Struggling

  • Hi I’m a mom with a son 26 with Aspergers. He is out of work does some volunteering a few hours a week at a charity shop but apart from that very rarely goes out.  He seems to get very frustrated wiCry everything including us and gets aggressive at times  it feels like we tread on eggshells so not to upset him. Don’t know what we can do going forward. Think my son would be happier with his own plCrye but can’t see how this could happen Cry
  • Yes i am new, Yes i have been Diagnosed with Autism and sensory processing disorder and awaiting my long awaited ADHD diagnosis, Yes I will put something in my bio.

    it's nice to meet you. 

  • Hi 

    u're new I think --- welcome to this forum 

    - have u been diagnosed with autism ? 

    if u have time put something in your bio. It just makes u more interesting and  friendable ( if thats a word )

    Heart

  • You need to contact you local authority and speak to social services welfare rights department. They will sign post you and arrange  for local housing authority which will help your son find a suitable housing situation, it could be ordinary flat, it could be a self contained apartment in a autism friendly community, support living housing it depend on the housing assessment. It doesn't happen automatically and they may be waiting time ranging from 6 months to a year possible longer. Welfare rights should be able to support your son and help him apply for the right benefits and even support his claim for personal independence payment if he qualifies or any benefits reconsiderations. Some local authority have employment schemes to help individuals find sustainable employment that he may benefit from but because of Covid-19 everything seems to be suspended and taking longer.                 

  • Hello,

    I have a 13 year old son and I feel same as you walking on egg shells. He doesn't like me feeling emotions when I get upset with him. Its like we can't be human. 

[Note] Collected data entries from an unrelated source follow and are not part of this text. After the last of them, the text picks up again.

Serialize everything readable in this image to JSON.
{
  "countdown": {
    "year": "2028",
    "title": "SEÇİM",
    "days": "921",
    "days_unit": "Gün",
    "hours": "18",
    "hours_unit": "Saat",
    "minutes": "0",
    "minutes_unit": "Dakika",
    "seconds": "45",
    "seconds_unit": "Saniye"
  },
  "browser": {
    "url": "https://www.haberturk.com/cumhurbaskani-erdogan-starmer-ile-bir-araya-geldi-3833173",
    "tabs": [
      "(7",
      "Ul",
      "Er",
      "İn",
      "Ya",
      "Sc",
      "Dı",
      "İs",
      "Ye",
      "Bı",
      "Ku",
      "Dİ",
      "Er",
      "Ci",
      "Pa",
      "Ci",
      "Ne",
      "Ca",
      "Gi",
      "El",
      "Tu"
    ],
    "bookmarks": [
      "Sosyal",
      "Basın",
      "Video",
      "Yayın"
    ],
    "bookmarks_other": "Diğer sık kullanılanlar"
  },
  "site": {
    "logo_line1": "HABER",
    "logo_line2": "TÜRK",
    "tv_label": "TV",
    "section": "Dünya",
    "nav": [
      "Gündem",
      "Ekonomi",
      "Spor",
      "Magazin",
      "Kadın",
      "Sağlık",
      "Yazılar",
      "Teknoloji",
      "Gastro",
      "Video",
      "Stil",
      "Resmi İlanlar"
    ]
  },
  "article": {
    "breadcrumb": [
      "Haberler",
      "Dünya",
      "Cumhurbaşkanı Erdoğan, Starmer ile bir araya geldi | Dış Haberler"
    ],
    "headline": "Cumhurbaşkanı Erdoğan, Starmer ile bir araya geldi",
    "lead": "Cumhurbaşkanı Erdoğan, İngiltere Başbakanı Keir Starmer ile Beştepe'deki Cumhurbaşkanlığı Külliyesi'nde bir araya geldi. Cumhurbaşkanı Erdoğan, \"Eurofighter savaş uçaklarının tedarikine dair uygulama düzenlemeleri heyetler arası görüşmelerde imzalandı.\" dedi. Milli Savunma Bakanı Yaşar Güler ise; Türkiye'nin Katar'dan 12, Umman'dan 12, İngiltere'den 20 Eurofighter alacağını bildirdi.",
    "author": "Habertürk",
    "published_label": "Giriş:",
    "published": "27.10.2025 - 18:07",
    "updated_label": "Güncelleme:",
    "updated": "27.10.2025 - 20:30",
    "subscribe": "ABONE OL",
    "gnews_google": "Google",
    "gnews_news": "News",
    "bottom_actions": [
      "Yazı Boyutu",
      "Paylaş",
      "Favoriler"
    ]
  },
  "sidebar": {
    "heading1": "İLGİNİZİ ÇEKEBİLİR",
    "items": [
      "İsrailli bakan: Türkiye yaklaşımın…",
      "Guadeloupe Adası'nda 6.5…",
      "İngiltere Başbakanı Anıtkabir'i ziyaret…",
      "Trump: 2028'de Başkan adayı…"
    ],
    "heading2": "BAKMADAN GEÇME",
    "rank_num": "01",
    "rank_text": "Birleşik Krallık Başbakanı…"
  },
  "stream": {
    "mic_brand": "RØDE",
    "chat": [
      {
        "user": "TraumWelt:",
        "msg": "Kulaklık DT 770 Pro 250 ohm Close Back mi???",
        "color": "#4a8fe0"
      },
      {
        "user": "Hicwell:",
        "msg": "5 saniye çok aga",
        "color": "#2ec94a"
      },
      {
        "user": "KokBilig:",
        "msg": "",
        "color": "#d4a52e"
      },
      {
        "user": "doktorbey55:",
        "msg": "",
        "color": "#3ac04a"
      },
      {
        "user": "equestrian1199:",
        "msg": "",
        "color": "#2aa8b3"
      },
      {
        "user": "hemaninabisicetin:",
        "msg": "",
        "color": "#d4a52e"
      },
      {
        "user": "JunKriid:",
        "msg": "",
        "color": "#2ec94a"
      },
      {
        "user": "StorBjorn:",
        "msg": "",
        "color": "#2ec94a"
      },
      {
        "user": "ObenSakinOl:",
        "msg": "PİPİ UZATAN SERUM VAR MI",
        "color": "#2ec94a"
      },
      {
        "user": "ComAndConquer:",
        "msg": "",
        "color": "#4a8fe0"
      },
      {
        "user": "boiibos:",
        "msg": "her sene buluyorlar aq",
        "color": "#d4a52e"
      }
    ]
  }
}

    I have disabilities and I know when I was in my 20s that if I got upset its cause I had things on my mind that made me angry. I didn't know how to solve it. Do you think your son is like that?

  • As an Aspie I would like. a written agreed business plan with all the options choices and to make decisions and regularly review them and refldct

  • i agree with ,,, work helps build confidence and a sense of purpose. It stops you over thinkin about  'self ' issues. It also keeps u more social.

  • Hello it sounds like your son might be depressed a lot of autistic people suffer from depression maybe some therapy could help and help getting a job I’m autistic and have had times in and out of work I’m much better when I have a job it builds up my self esteem. Hope he gets better soon.

  • Virtual hug it can be hard as a parent. Does he have his own space to relax in his own way when frustrated?